Another limitation of this review is the large amount of overlap in the stages of engagement in care. It is difficult to delineate the independent contribution of, for example, poor retention in care, delayed initiation of antiretroviral therapy, and poor adherence to antiretroviral therapy, when the same individuals are prone to deficits in all of these areas. We have made best estimates from available data, but these are further limited by our cross-sectional representation of the longitudinal process of engagement in care. This limitation in our study is also a limitation of the existing literature, which has not clearly described this series of barriers in patient cohorts over time. Finally, this review is focused on the spectrum of engagement in HIV care in the United States and other resource-rich settings. Obstacles to diagnosis of HIV infection, linkage to and retention in HIV care, and receipt of and adherence to antiretroviral therapy in resource-limited settings are of critical importance to the global HIV epidemic and deserve their own review. Although many of the issues may be similar, the magnitude, causes, and solutions may be quite different.

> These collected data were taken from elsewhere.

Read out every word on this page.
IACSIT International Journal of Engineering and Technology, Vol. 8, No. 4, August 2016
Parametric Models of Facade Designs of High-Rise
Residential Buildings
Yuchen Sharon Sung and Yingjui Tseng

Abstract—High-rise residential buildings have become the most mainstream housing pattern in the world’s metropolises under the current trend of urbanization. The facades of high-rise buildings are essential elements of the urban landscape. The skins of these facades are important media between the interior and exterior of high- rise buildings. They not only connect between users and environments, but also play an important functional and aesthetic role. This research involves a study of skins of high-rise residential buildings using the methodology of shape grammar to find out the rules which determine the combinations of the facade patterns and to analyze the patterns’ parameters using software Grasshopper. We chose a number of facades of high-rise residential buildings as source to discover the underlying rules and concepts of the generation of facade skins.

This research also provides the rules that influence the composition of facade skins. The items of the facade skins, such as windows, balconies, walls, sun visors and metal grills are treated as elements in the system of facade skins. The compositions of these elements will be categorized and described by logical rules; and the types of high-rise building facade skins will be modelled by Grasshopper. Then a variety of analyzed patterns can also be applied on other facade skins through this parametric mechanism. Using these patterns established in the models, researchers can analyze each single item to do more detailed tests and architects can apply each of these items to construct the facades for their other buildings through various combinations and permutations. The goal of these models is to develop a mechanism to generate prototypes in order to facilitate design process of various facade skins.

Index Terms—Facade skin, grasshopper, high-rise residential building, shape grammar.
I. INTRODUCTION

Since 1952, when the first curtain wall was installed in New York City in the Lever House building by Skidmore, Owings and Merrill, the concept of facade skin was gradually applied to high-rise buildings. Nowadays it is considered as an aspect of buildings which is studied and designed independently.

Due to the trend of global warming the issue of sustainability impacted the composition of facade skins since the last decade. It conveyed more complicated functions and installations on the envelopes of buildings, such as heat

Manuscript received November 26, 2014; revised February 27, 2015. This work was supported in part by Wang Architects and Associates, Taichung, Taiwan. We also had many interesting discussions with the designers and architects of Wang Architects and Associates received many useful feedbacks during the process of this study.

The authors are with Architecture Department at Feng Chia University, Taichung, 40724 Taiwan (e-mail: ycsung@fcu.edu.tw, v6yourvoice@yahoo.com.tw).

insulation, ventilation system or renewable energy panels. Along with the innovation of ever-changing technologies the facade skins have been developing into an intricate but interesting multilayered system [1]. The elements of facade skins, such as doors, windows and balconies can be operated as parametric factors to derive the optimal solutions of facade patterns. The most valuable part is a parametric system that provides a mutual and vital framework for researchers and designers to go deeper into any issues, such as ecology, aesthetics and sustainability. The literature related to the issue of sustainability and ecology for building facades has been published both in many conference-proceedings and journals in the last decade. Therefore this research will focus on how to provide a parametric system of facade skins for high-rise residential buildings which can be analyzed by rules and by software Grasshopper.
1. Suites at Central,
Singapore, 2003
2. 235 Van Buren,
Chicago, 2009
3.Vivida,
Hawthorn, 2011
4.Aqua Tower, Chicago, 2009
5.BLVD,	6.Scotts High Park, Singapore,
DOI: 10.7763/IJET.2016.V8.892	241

Proponents of a test-and-treat strategy for HIV prevention are aware of the importance and formidable challenge posed by poor engagement in HIV care [4
]. A National Institutes of Health–funded feasibility study called TLC-Plus (Test, Link, and Care-Plus; HIV Prevention Trials Network [HPTN] 065) will assess programs for expanding HIV testing and treatment and linkage to appropriate HIV care and services [83
]. Data from this and other studies will help inform the feasibility of test-and-treat strategies. Although complete eradication of HIV infection through test-and-treat programs is unlikely, incremental improvements in methods to overcome the greatest HIV care challenges today in the United States—undiagnosed HIV infection and inadequate engagement in HIV care—will improve the care of HIV-infected populations and decrease the incidence of HIV infection in the future.